The Australian dollar was up against the US dollar on Wednesday with the greenback still hovering near yesterday’s lows following the emergency US rate cut while talk of fiscal stimulus in Australia is giving the Aussie a boost.
AUD/USD was higher by 29 pips (+0.43%) to 0.6610 with a daily price range of 0.6576 to 0.6629 as of 5pm GMT.
AUD/USD slide below 0.66 in early trade but later rallied back to just short of yesterday’s high. Weekly gains for the exchange rate stand at +1.52%.
The Australian dollar
A strategy to both lower interest rates and raise government spending continue to attract traders back to the Australian dollar, particularly as other countries consider cut interest rates too.
Australian Treasurer Josh Frydenberg said there will be “targeted fiscal measures” which could include a business investment allowance. Support for areas of the economy most exposed to the virus outbreak makes sense and can avoid unnecessary pain for businesses unable to prepare for such a big external shock.

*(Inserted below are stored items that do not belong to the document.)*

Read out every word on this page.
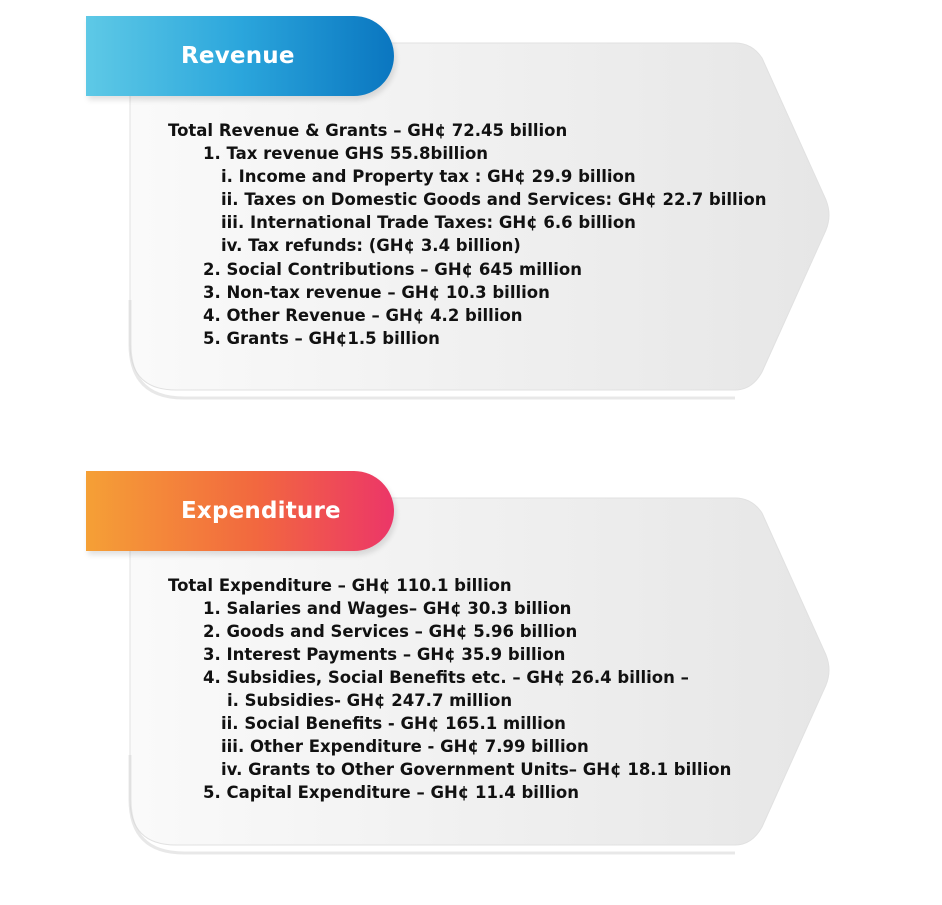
Revenue
Total Revenue & Grants – GH¢ 72.45 billion
1. Tax revenue GHS 55.8billion
i. Income and Property tax : GH¢ 29.9 billion
ii. Taxes on Domestic Goods and Services: GH¢ 22.7 billion
iii. International Trade Taxes: GH¢ 6.6 billion
iv. Tax refunds: (GH¢ 3.4 billion)
2. Social Contributions – GH¢ 645 million
3. Non-tax revenue – GH¢ 10.3 billion
4. Other Revenue – GH¢ 4.2 billion
5. Grants – GH¢1.5 billion
Expenditure
Total Expenditure – GH¢ 110.1 billion
1. Salaries and Wages– GH¢ 30.3 billion
2. Goods and Services – GH¢ 5.96 billion
3. Interest Payments – GH¢ 35.9 billion
4. Subsidies, Social Benefits etc. – GH¢ 26.4 billion –
i. Subsidies- GH¢ 247.7 million
ii. Social Benefits - GH¢ 165.1 million
iii. Other Expenditure - GH¢ 7.99 billion
iv. Grants to Other Government Units– GH¢ 18.1 billion
5. Capital Expenditure – GH¢ 11.4 billion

The Reserve Bank of Australia (RBA) Deputy Governor Guy Debelle told the Australian parliament that the RBA could do just one more rate cut before turning to quantitative easing (QE). He predicted the fall in services exports due to coronavirus would cut about 0.5% off Australian GDP in the first quarter of 2020.
The US dollar
Wall Street was higher, the dollar was off yesterday’s lows and the yield on 10-year US Treasuries rose back above 1% on Wednesday. Some of the credit for the turnaround owes to the return of former VP Joe Biden as a big contender for the Democratic Party’s Presidential nominee. He is more of a moderate than socialist Bernie Sanders and has no plans for a national healthcare service, which aided pharmaceutical shares.
There is still some reticence about the Fed’s emergency rate hike, but it is already starting to look less extreme after the Bank of Canada lowered its overnight rate by 50 basis points to target 1.25%. The bigger cut of half-a-percentage point matches the move made by the Fed.